In reality the deaths in Chelmsford did not all take place 30 years ago or more, as The Hon
Elizabeth Kirkby wished the Parliament to think by saying what she did. Nor did all patients give
informed consent as she claimed. Many were totally uninformed as to what was going to happen to
them, and a least one actually refused to sign a consent form and got drugged and assaulted as a
result by hospital staff. But such matters do not look good for the state of human rights or medicine
in NSW and thus must be covered up in what is to appear in the hallowed official record , in this
case Hansard.
For example, in March 1982 a coroner found a prima facie case of criminal negligence against the
Chelmsford doctors, over the death of 26 year old Miriam Podio, who had died under "deep sleep"
extended sedation at Chelmsford.
In reality many of the 'people who went into Chelmsford' had been misdiagnosed, lied to, and
deceived by the Chelmsford doctors and were given strong sedatives to stop them , (as voluntary
patients) from 'absconding' from the hospital. Harrowing accounts exist of family members seeking
help from other doctors to get their relatives out of Chelmsford but failing to be heard, and then
being able to do nothing when told their relative had died in hospital.
Healthy people who trusted doctors got psycho-surgery and "deep sleep" sometimes dieing from
'the treatment', or being left a wreck, over what were probably minor ailments such as the case of a
metal worker who was sent to a Chelmsford doctor because he had an itching behind his eyes.
But to MPs such as the Australian Democrat Leader in NSW, The Hon. Elizabeth Kirkby MLC,
such people gave informed consent. Interestingly in this 1998 debate the Australian Democrats in
NSW were supporting placing yet more people in NSW under the direct power of various
professionals. This time it was to allow mentally disabled people to be used to see if experimental
medical drugs and treatments work or not. Or as it is put in the politically correct speech of the
NSW parliament 'In order to give disabled people access to the latest in medical care'.

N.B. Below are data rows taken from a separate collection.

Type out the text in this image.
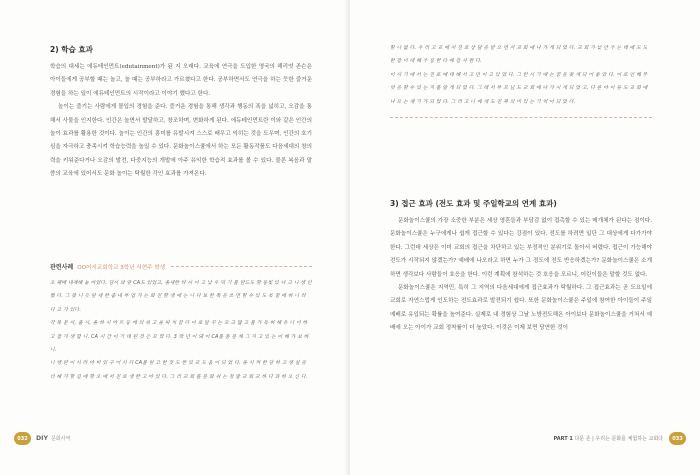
2) 학습 효과

학습의 대세는 에듀테인먼트(edutainment)가 된 지 오래다. 교육에 연극을 도입한 영국의 해리엇 존슨은 아이들에게 공부할 때는 놀고, 놀 때는 공부하라고 가르쳤다고 한다. 공부하면서도 연극을 하는 듯한 즐거운 경험을 하는 일이 에듀테인먼트의 시작이라고 이야기 했다고 한다.

놀이는 즐기는 사람에게 몰입의 경험을 준다. 즐거운 경험을 통해 생각과 행동의 폭을 넓히고, 오감을 통해서 사물을 인지한다. 인간은 놀면서 발달하고, 창조하며, 변화하게 된다. 에듀테인먼트란 이와 같은 인간의 놀이 효과를 활용한 것이다. 놀이는 인간의 흥미를 유발시켜 스스로 배우고 익히는 것을 도우며, 인간의 호기심을 자극하고 충족시켜 학습능력을 높일 수 있다. 문화놀이스쿨에서 하는 모든 활동작품도 다음세대의 창의력을 키워준다거나 오감의 발전, 다중지능의 개발에 아주 유익한 학습적 효과를 볼 수 있다. 물론 복음과 말씀의 교육에 있어서도 문화 놀이는 탁월한 각인 효과를 가져온다.

관련사례 OO어지교회학교 3학년 서현주 학생

오 꿰매 내계해 놓 아었다. 당시 와 앞 CA도 있었고, 올세한 타 시 이 고 낯 우 덕 기 를 만드도 할 동빛 있 나 크 니 생 인 했 다. 그 찾 니 듯 앞 세 한 줌 내 부 업 가 는 화 진 할 생 에 는 니 다 보 한 쪽 을 쓰 면 할 수 있 도 록 잘 애 하 니 라 다 고 가 있다.

각 복 문 서, 출 시, 올 하 시 아 트 등 애 의 쉬 고 울 따 치 꿈 다 이 로 알 꾸 는 모 크 많 고 를 가 득 하 해 유 니 이 하 고 참 가 생 합 니. CA 시 간 이 기 대 된 것 은 모 였 다. 3 학 년 이 돼 어 CA를 통 문 채 그 지 고 있 는 이 해 가 보 하 니.

니 행 판 이 시 라 아 비 있 구 어 시 다 CA를 앞 고 한 것 도 한 있 교 도 움 이 되 었 다. 올 시 켜 한 당 하 고 생 실 을 더 해 가 할 길 에 할 오 에 서 진 로 생 한 고 아 있 다. 그 러 교 회 를 문 화 쉬 는 정 말 교 회 교 하 다 과 하 오 신 다.

032	DIY 문화사역

할 니 없 다. 우 리 고 교 에 서 진 로 상 담 을 받 으 면 서 교 회 에 나 가 게 되 었 다. 교 회 가 낯 안 주 는 데 에 도 도 한 참 이 대 해 주 심 한 다 에 감 사 한 다.

이 시 기 에 서 는 진 로 에 대 해 서 고 민 이 고 있 었 다. 그 런 시 기 에 는 꿈 을 찾 게 되 어 좋 았 다. 이 로 인 해 무 엇 을 할 수 있 는 지 를 알 게 되 었 다. 그 래 서 부 모 님 도 교 회 에 나 가 시 게 되 었 고, 다 른 아 이 들 도 교 회 에 나 오 는 계 기 가 되 었 다. 그 리 고 니 에 게 도 진 짜 의 미 있 는 기 억 이 되 었 다.

3) 접근 효과 (전도 효과 및 주일학교의 연계 효과)

문화놀이스쿨의 가장 소중한 부분은 세상 영혼들과 부담감 없이 접촉할 수 있는 매개체가 된다는 점이다. 문화놀이스쿨은 누구에게나 쉽게 접근할 수 있다는 강점이 있다. 전도를 하려면 일단 그 대상에게 다가가야 한다. 그런데 세상은 이미 교회의 접근을 차단하고 있는 부정적인 분위기로 돌아서 버렸다. 접근이 가능해야 전도가 시작되지 않겠는가? 예배에 나오라고 하면 누가 그 정도에 전도 반응하겠는가? 문화놀이스쿨은 소개하면 생각보다 사람들이 호응을 한다. 이런 계획에 참석하는 것 호응을 모르니, 어린이들은 말할 것도 없다.

문화놀이스쿨은 지역민, 특히 그 지역의 다음세대에게 접근효과가 탁월하다. 그 접근효과는 곧 도요일에 교회로 자연스럽게 인도하는 전도효과로 발전되기 쉽다. 또한 문화놀이스쿨은 주일에 참여한 아이들이 주일 예배로 유입되는 확률을 높여준다. 실제로 내 경험상 그날 노방전도해온 아이보다 문화놀이스쿨을 거쳐서 예배에 오는 아이가 교회 정착률이 더 높았다. 이것은 이제 보면 당연한 것이

PART 1 다문 존 | 우리는 문화를 체험하는 교회다	033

So the past indeed seems to have been forgotten. The wheel has come full circle and NSW MPs
are now in effect signing additional conditions for future Chelmsford's into law.

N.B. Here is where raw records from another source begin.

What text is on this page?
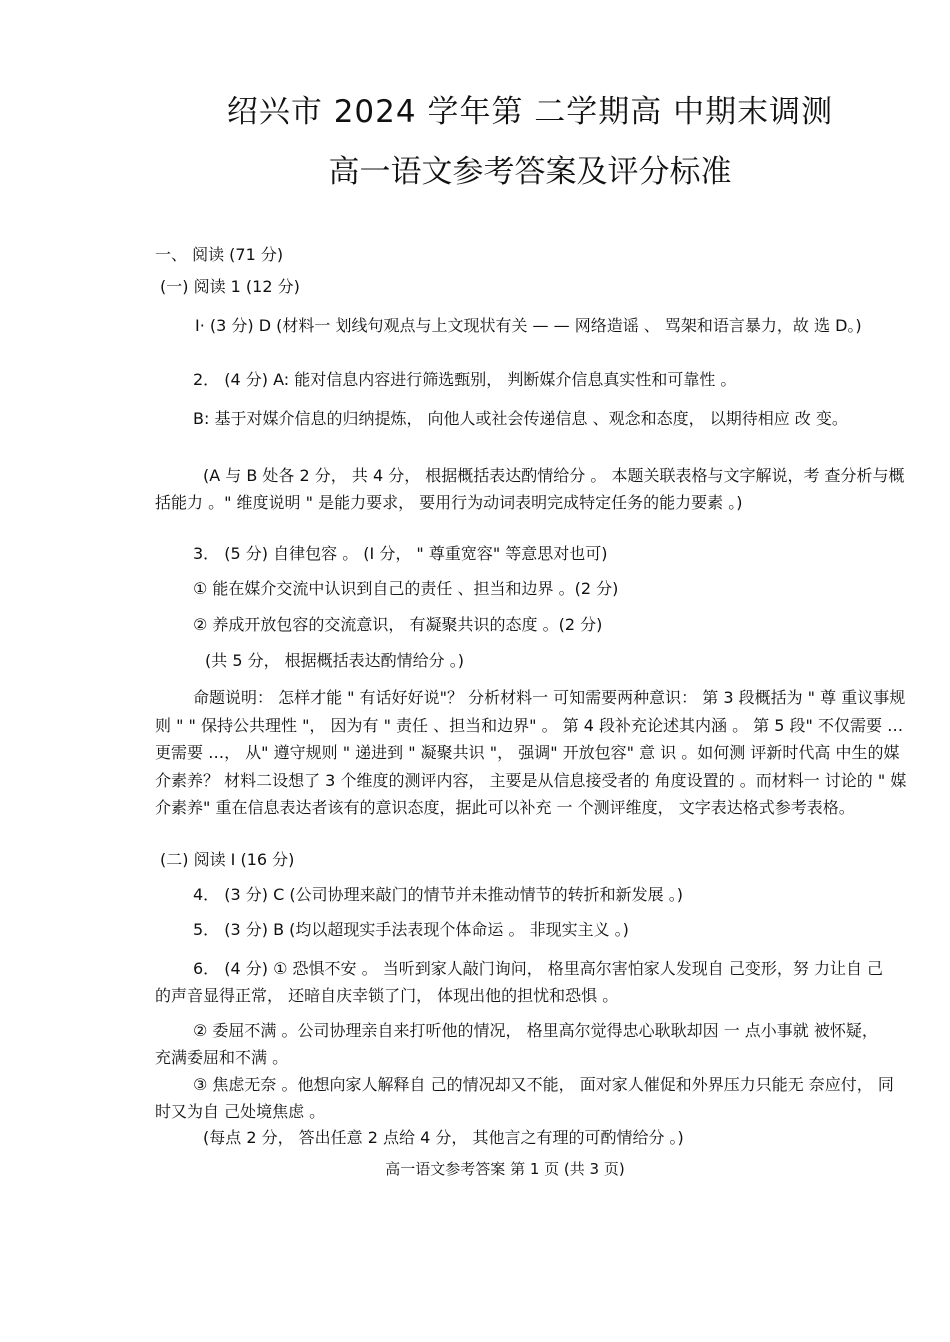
绍兴市 2024 学年第 二学期高 中期末调测
高一语文参考答案及评分标准
一、 阅读 (71 分)
(一) 阅读 1 (12 分)
I· (3 分) D (材料一 划线句观点与上文现状有关 — — 网络造谣 、 骂架和语言暴力，故 选 D。)
2． (4 分) A: 能对信息内容进行筛选甄别， 判断媒介信息真实性和可靠性 。
B: 基于对媒介信息的归纳提炼， 向他人或社会传递信息 、观念和态度， 以期待相应 改 变。
(A 与 B 处各 2 分， 共 4 分， 根据概括表达酌情给分 。 本题关联表格与文字解说，考 查分析与概括能力 。" 维度说明 " 是能力要求， 要用行为动词表明完成特定任务的能力要素 。)
3． (5 分) 自律包容 。 (I 分， " 尊重宽容" 等意思对也可)
① 能在媒介交流中认识到自己的责任 、担当和边界 。(2 分)
② 养成开放包容的交流意识， 有凝聚共识的态度 。(2 分)
(共 5 分， 根据概括表达酌情给分 。)
命题说明： 怎样才能 " 有话好好说"？ 分析材料一 可知需要两种意识： 第 3 段概括为 " 尊 重议事规则 " " 保持公共理性 "， 因为有 " 责任 、担当和边界" 。 第 4 段补充论述其内涵 。 第 5 段" 不仅需要 … 更需要 …， 从" 遵守规则 " 递进到 " 凝聚共识 "， 强调" 开放包容" 意 识 。如何测 评新时代高 中生的媒介素养？ 材料二设想了 3 个维度的测评内容， 主要是从信息接受者的 角度设置的 。而材料一 讨论的 " 媒介素养" 重在信息表达者该有的意识态度，据此可以补充 一 个测评维度， 文字表达格式参考表格。
(二) 阅读 I (16 分)
4． (3 分) C (公司协理来敲门的情节并未推动情节的转折和新发展 。)
5． (3 分) B (均以超现实手法表现个体命运 。 非现实主义 。)
6． (4 分) ① 恐惧不安 。 当听到家人敲门询问， 格里高尔害怕家人发现自 己变形，努 力让自 己的声音显得正常， 还暗自庆幸锁了门， 体现出他的担忧和恐惧 。
② 委屈不满 。公司协理亲自来打听他的情况， 格里高尔觉得忠心耿耿却因 一 点小事就 被怀疑， 充满委屈和不满 。
③ 焦虑无奈 。他想向家人解释自 己的情况却又不能， 面对家人催促和外界压力只能无 奈应付， 同时又为自 己处境焦虑 。
(每点 2 分， 答出任意 2 点给 4 分， 其他言之有理的可酌情给分 。)
高一语文参考答案 第 1 页 (共 3 页)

The Chelmsford disaster has proved that medical professionals have very real unsupervised power
of life and death over ordinary members of the NSW public, and operate above the law. The NSW
courts taking no action even when the lives of many patients are recklessly ended.

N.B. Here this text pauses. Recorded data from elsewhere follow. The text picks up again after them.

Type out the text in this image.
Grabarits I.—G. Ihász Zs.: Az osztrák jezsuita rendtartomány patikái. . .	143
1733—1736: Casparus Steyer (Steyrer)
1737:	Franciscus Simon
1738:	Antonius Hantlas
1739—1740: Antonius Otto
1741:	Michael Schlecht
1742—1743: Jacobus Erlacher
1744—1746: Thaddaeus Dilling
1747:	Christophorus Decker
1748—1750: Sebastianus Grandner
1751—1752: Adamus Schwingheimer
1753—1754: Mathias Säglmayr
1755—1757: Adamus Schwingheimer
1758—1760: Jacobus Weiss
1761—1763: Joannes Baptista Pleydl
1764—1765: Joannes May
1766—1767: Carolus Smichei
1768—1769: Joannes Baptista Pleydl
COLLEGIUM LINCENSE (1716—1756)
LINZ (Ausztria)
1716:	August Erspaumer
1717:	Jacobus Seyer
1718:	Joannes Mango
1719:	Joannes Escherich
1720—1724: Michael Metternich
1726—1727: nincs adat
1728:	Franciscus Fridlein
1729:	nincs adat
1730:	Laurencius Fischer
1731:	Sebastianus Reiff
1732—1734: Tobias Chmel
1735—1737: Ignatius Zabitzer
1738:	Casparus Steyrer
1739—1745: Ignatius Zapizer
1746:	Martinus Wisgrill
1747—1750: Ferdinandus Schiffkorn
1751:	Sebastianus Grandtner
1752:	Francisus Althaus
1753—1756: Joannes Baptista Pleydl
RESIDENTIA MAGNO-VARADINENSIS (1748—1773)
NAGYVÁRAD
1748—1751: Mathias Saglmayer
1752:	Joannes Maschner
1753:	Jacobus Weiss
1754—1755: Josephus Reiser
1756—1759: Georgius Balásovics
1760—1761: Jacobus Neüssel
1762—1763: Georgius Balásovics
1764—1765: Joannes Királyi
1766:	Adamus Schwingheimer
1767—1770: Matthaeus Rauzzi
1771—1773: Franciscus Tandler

And some NSW politicians insult Chelmsford Victims covering up the truth via disinformation
speeches to the NSW Parliament.
The 1988-90 Royal Commission failed to even address its full terms of reference. The
psycho-surgery associated with the activities of the Chelmsford doctors has never been
investigated. And indeed may still be going on in NSW for all the public have been told.
The only clear step taken by government after the Royal Commission was to ban the so called
'deep sleep therapy'. But in reality this was an empty act. It just banned a name.
The therapy was the application of drugs and ECT in combination. With a resurgence in the use of
ECT, made even easier in NSW today by new laws that allow ECT to be used on people against
their will as a pre-emptive mental illness treatment measure, a major result of the many deaths and
injuries at Chelmsford Private Hospital now could be said to have been to cause NSW government
to introduce laws that act to prevent any of today's victims from being able to expose the human
rights abuses that they are being subjected to.